Sarhoşluğun gölgesinde sanatçı maskesi: Kaan Tangöze’nin vicdansız sahnesi
Sanat değil bu; vicdan da değil. Milletin değerlerini hor gören, halkın acılarıyla alay eden, votka şişesiyle sahneye felsefe taşıdığını sanan bir şovmenlik...
HAKSÖZ-HABER
Bir elinde votka şişesi, diğerinde mikrofon... Meyhane masasından mı sahneye çıktı, yoksa sahneden mi meyhaneye yuvarlandı, belli değil. Duman adlı grubun solisti olan ve ismi sıklıkla pedofili, uyuşturucu ve kadına şiddetle anılan Kaan Tangöze denen şahıs, kendini bir şeylerin sözcüsü sanarak sahnede popülist nutuklar savuruyor. Cumhuriyet’in “düşürüldüğü hale” veryansın ederken, lafı eveleyip gevelemeden bugünkü politik rüzgârlardan nemalanan bir fırsatçılığa soyunuyor.
Her Kemalist gibi oklarını millete doğrultuyor; sanki bu toplum, Cumhuriyet’in ilk yıllarında adaletin, özgürlüğün ve merhametin gölgesinde yaşamış da bugün her şey yerle bir olmuş gibi... Oysa tarihin tozlu rafları bir silkelenirse, bu nostaljik “emanet” masalının ardında kanla yazılmış sayfalar, zulümle karartılmış hayatlar çıkacak. Anlaşılan sarhoşluk, sadece aklı değil, vicdanı da köreltiyor.
Mazlumu anlatacaksan, önce zulmü gör
Esed ve Saddam; Kimyasal gazlarla boğulan binler, Halepçe’de elma kokusuyla soykırıma kurban giden Kürt bebeler, Irak’ta infaz mangalarının gölgesinde yitip giden on binler... Suriye’de taş üstünde taş bırakılmayan şehirler, zalimce katledilen yüz binler, evinden barkından sürülen milyonlar… Tangöze, Baasçı zalimlerin gölgesine sığınıp Türkiye’yi bu kanlı rejimlerle eş tutarken, hafızalar başka bir karanlığa kayıyor: Kemalizm!
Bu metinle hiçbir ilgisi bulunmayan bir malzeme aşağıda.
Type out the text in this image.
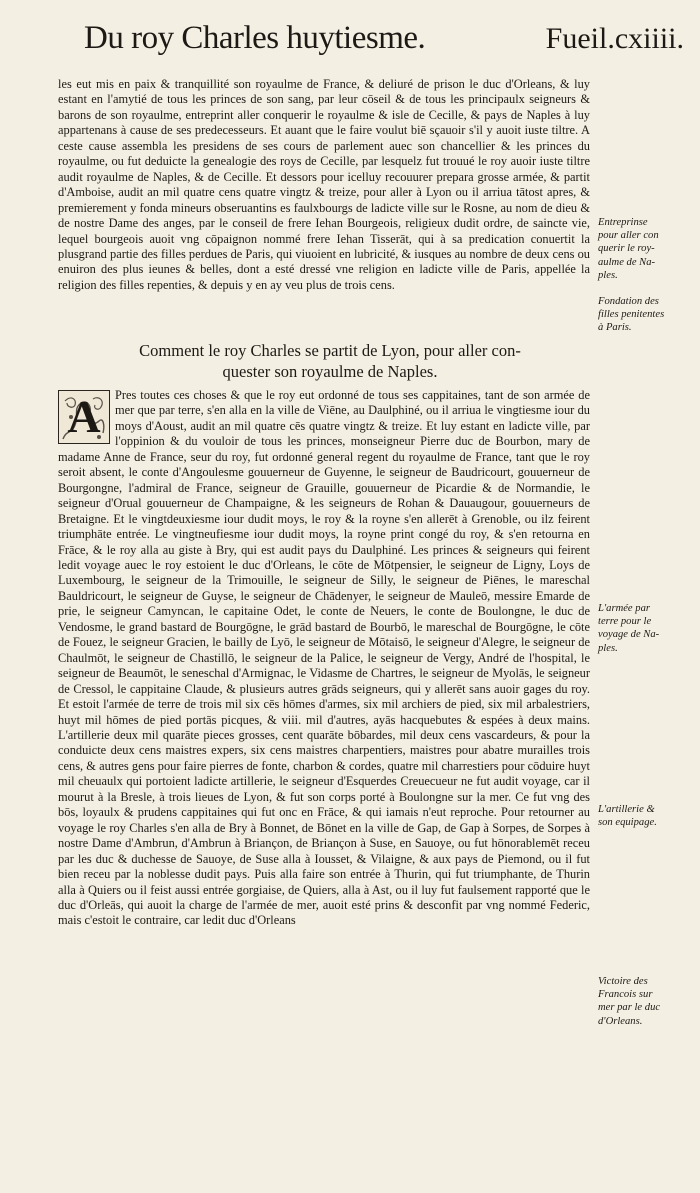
Du roy Charles huytiesme.	Fueil.cxiiii.

les eut mis en paix & tranquillité son royaulme de France, & deliuré de prison le duc d'Orleans, & luy estant en l'amytié de tous les princes de son sang, par leur cōseil & de tous les principaulx seigneurs & barons de son royaulme, entreprint aller conquerir le royaulme & isle de Cecille, & pays de Naples à luy appartenans à cause de ses predecesseurs. Et auant que le faire voulut biē sçauoir s'il y auoit iuste tiltre. A ceste cause assembla les presidens de ses cours de parlement auec son chancellier & les princes du royaulme, ou fut deduicte la genealogie des roys de Cecille, par lesquelz fut trouué le roy auoir iuste tiltre audit royaulme de Naples, & de Cecille. Et dessors pour icelluy recouurer prepara grosse armée, & partit d'Amboise, audit an mil quatre cens quatre vingtz & treize, pour aller à Lyon ou il arriua tātost apres, & premierement y fonda mineurs obseruantins es faulxbourgs de ladicte ville sur le Rosne, au nom de dieu & de nostre Dame des anges, par le conseil de frere Iehan Bourgeois, religieux dudit ordre, de saincte vie, lequel bourgeois auoit vng cōpaignon nommé frere Iehan Tisserāt, qui à sa predication conuertit la plusgrand partie des filles perdues de Paris, qui viuoient en lubricité, & iusques au nombre de deux cens ou enuiron des plus ieunes & belles, dont a esté dressé vne religion en ladicte ville de Paris, appellée la religion des filles repenties, & depuis y en ay veu plus de trois cens.

Comment le roy Charles se partit de Lyon, pour aller con-
quester son royaulme de Naples.
A	Pres toutes ces choses & que le roy eut ordonné de tous ses cappitaines, tant de son armée de mer que par terre, s'en alla en la ville de Viēne, au Daulphiné, ou il arriua le vingtiesme iour du moys d'Aoust, audit an mil quatre cēs quatre vingtz & treize. Et luy estant en ladicte ville, par l'oppinion & du vouloir de tous les princes, monseigneur Pierre duc de Bourbon, mary de madame Anne de France, seur du roy, fut ordonné general regent du royaulme de France, tant que le roy seroit absent, le conte d'Angoulesme gouuerneur de Guyenne, le seigneur de Baudricourt, gouuerneur de Bourgongne, l'admiral de France, seigneur de Grauille, gouuerneur de Picardie & de Normandie, le seigneur d'Orual gouuerneur de Champaigne, & les seigneurs de Rohan & Dauaugour, gouuerneurs de Bretaigne. Et le vingtdeuxiesme iour dudit moys, le roy & la royne s'en allerēt à Grenoble, ou ilz feirent triumphāte entrée. Le vingtneufiesme iour dudit moys, la royne print congé du roy, & s'en retourna en Frāce, & le roy alla au giste à Bry, qui est audit pays du Daulphiné. Les princes & seigneurs qui feirent ledit voyage auec le roy estoient le duc d'Orleans, le cōte de Mōtpensier, le seigneur de Ligny, Loys de Luxembourg, le seigneur de la Trimouille, le seigneur de Silly, le seigneur de Piēnes, le mareschal Bauldricourt, le seigneur de Guyse, le seigneur de Chādenyer, le seigneur de Mauleō, messire Emarde de prie, le seigneur Camyncan, le capitaine Odet, le conte de Neuers, le conte de Boulongne, le duc de Vendosme, le grand bastard de Bourgōgne, le grād bastard de Bourbō, le mareschal de Bourgōgne, le cōte de Fouez, le seigneur Gracien, le bailly de Lyō, le seigneur de Mōtaisō, le seigneur d'Alegre, le seigneur de Chaulmōt, le seigneur de Chastillō, le seigneur de la Palice, le seigneur de Vergy, André de l'hospital, le seigneur de Beaumōt, le seneschal d'Armignac, le Vidasme de Chartres, le seigneur de Myolās, le seigneur de Cressol, le cappitaine Claude, & plusieurs autres grāds seigneurs, qui y allerēt sans auoir gages du roy. Et estoit l'armée de terre de trois mil six cēs hōmes d'armes, six mil archiers de pied, six mil arbalestriers, huyt mil hōmes de pied portās picques, & viii. mil d'autres, ayās hacquebutes & espées à deux mains. L'artillerie deux mil quarāte pieces grosses, cent quarāte bōbardes, mil deux cens vascardeurs, & pour la conduicte deux cens maistres expers, six cens maistres charpentiers, maistres pour abatre murailles trois cens, & autres gens pour faire pierres de fonte, charbon & cordes, quatre mil charrestiers pour cōduire huyt mil cheuaulx qui portoient ladicte artillerie, le seigneur d'Esquerdes Creuecueur ne fut audit voyage, car il mourut à la Bresle, à trois lieues de Lyon, & fut son corps porté à Boulongne sur la mer. Ce fut vng des bōs, loyaulx & prudens cappitaines qui fut onc en Frāce, & qui iamais n'eut reproche. Pour retourner au voyage le roy Charles s'en alla de Bry à Bonnet, de Bōnet en la ville de Gap, de Gap à Sorpes, de Sorpes à nostre Dame d'Ambrun, d'Ambrun à Briançon, de Briançon à Suse, en Sauoye, ou fut hōnorablemēt receu par les duc & duchesse de Sauoye, de Suse alla à Iousset, & Vilaigne, & aux pays de Piemond, ou il fut bien receu par la noblesse dudit pays. Puis alla faire son entrée à Thurin, qui fut triumphante, de Thurin alla à Quiers ou il feist aussi entrée gorgiaise, de Quiers, alla à Ast, ou il luy fut faulsement rapporté que le duc d'Orleās, qui auoit la charge de l'armée de mer, auoit esté prins & desconfit par vng nommé Federic, mais c'estoit le contraire, car ledit duc d'Orleans

Entreprinse

pour aller con

querir le roy-

aulme de Na-

ples.

Fondation des

filles penitentes

à Paris.

L'armée par

terre pour le

voyage de Na-

ples.

L'artillerie &

son equipage.

Victoire des

Francois sur

mer par le duc

d'Orleans.
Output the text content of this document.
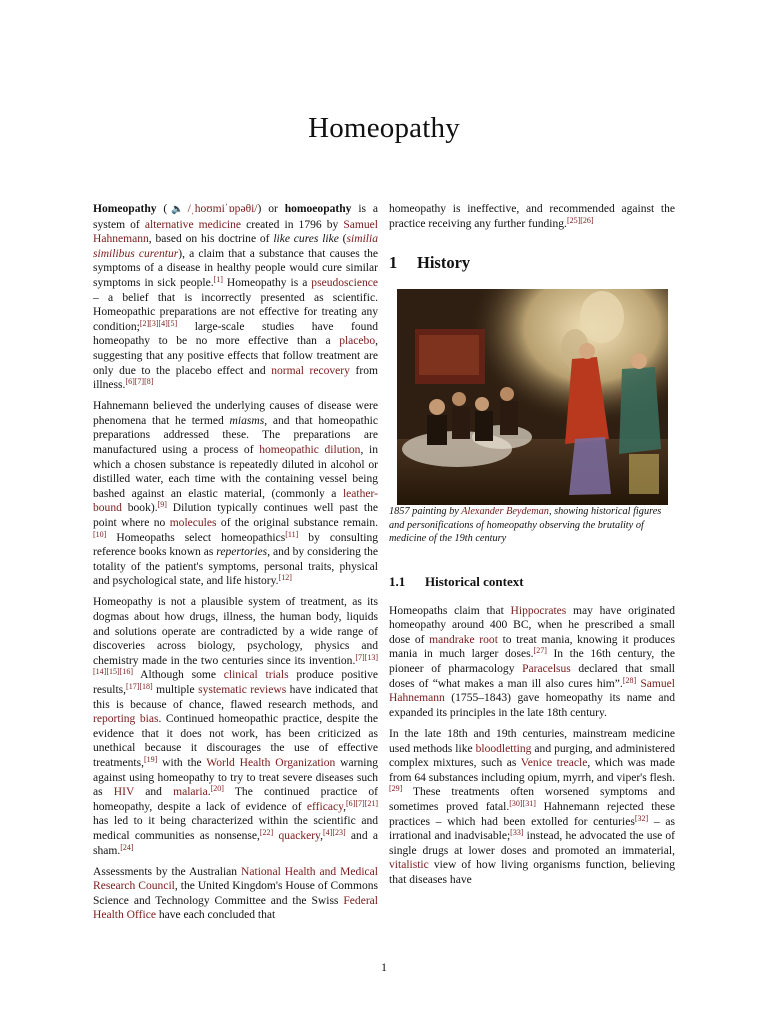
Homeopathy

Homeopathy (🔈/ˌhoʊmiˈɒpəθi/) or homoeopathy is a system of alternative medicine created in 1796 by Samuel Hahnemann, based on his doctrine of like cures like (similia similibus curentur), a claim that a substance that causes the symptoms of a disease in healthy people would cure similar symptoms in sick people.[1] Homeopathy is a pseudoscience – a belief that is incorrectly presented as scientific. Homeopathic preparations are not effective for treating any condition;[2][3][4][5] large-scale studies have found homeopathy to be no more effective than a placebo, suggesting that any positive effects that follow treatment are only due to the placebo effect and normal recovery from illness.[6][7][8]

Hahnemann believed the underlying causes of disease were phenomena that he termed miasms, and that homeopathic preparations addressed these. The preparations are manufactured using a process of homeopathic dilution, in which a chosen substance is repeatedly diluted in alcohol or distilled water, each time with the containing vessel being bashed against an elastic material, (commonly a leather-bound book).[9] Dilution typically continues well past the point where no molecules of the original substance remain.[10] Homeopaths select homeopathics[11] by consulting reference books known as repertories, and by considering the totality of the patient's symptoms, personal traits, physical and psychological state, and life history.[12]

Homeopathy is not a plausible system of treatment, as its dogmas about how drugs, illness, the human body, liquids and solutions operate are contradicted by a wide range of discoveries across biology, psychology, physics and chemistry made in the two centuries since its invention.[7][13][14][15][16] Although some clinical trials produce positive results,[17][18] multiple systematic reviews have indicated that this is because of chance, flawed research methods, and reporting bias. Continued homeopathic practice, despite the evidence that it does not work, has been criticized as unethical because it discourages the use of effective treatments,[19] with the World Health Organization warning against using homeopathy to try to treat severe diseases such as HIV and malaria.[20] The continued practice of homeopathy, despite a lack of evidence of efficacy,[6][7][21] has led to it being characterized within the scientific and medical communities as nonsense,[22] quackery,[4][23] and a sham.[24]

Assessments by the Australian National Health and Medical Research Council, the United Kingdom's House of Commons Science and Technology Committee and the Swiss Federal Health Office have each concluded that

homeopathy is ineffective, and recommended against the practice receiving any further funding.[25][26]

1 History

1857 painting by Alexander Beydeman, showing historical figures and personifications of homeopathy observing the brutality of medicine of the 19th century

1.1 Historical context

Homeopaths claim that Hippocrates may have originated homeopathy around 400 BC, when he prescribed a small dose of mandrake root to treat mania, knowing it produces mania in much larger doses.[27] In the 16th century, the pioneer of pharmacology Paracelsus declared that small doses of “what makes a man ill also cures him”.[28] Samuel Hahnemann (1755–1843) gave homeopathy its name and expanded its principles in the late 18th century.

In the late 18th and 19th centuries, mainstream medicine used methods like bloodletting and purging, and administered complex mixtures, such as Venice treacle, which was made from 64 substances including opium, myrrh, and viper's flesh.[29] These treatments often worsened symptoms and sometimes proved fatal.[30][31] Hahnemann rejected these practices – which had been extolled for centuries[32] – as irrational and inadvisable;[33] instead, he advocated the use of single drugs at lower doses and promoted an immaterial, vitalistic view of how living organisms function, believing that diseases have

1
Baas’ın yerli aynası, belki de ilham perisi.
Dersim’de gökyüzünden bomba olup yağan ölüm, Zilan Deresi’nde kurşuna dizilen binler, Şeyh Said’den Menemen’e, oradan İskiliplilere uzanan idam zincirleri... O günlerin emirleri “Cumhuriyet’in banisinden”, silahları “medeniyetin” elinden. Bugünü tartıya vuracaksan, önce geçmişin postuna bürünmüş cellatları da masaya yatır. Ama nerede o cesaret?
Sarhoş ezberlerin sefil tiyatrosu
Tangöze’nin sahnesi ne hakikate selam duruyor, ne de halkın yarasına merhem oluyor. Bu, Kemalizm’in güncel bir versiyonunun, alkol buharıyla sahneye taşınmış iğreti bir kopyası. Bugünkü iktidara çatarak geçmişin kirini aklamaya yeltenmek, ideolojik körlüğün ve seküler putlara kurban edilmiş bir aklın eseri. Gerçek cesaret, Esed’e benzettiğin bugünü değil, onun zulüm reçetesini harfiyen uygulayan geçmişi sorgulamaktır. Lakin o geçmiş, Tangöze gibilerin “cumhuriyet muhafızlığı” kisvesiyle dokunulmaz kıldığı bir tabu.
Sanat değil bu; vicdan da değil. Milletin değerlerini hor gören, halkın acılarıyla alay eden, votka şişesiyle sahneye felsefe taşıdığını sanan bir şovmenlik. “Espressolab” esprileriyle popülist gündemin kırıntılarına tutunmak… Topluma tepeden bakan bu zümre, hâlâ kendini milletin efendisi sanıyor. Oysa bu halk, dün de bugün de zalimi tanır, mazlumu bilir, adaleti arar. Votka ile tarih yazılmaz; sarhoşluk, ne mazlumun çığlığını duyurur, ne de hakikati aydınlatır.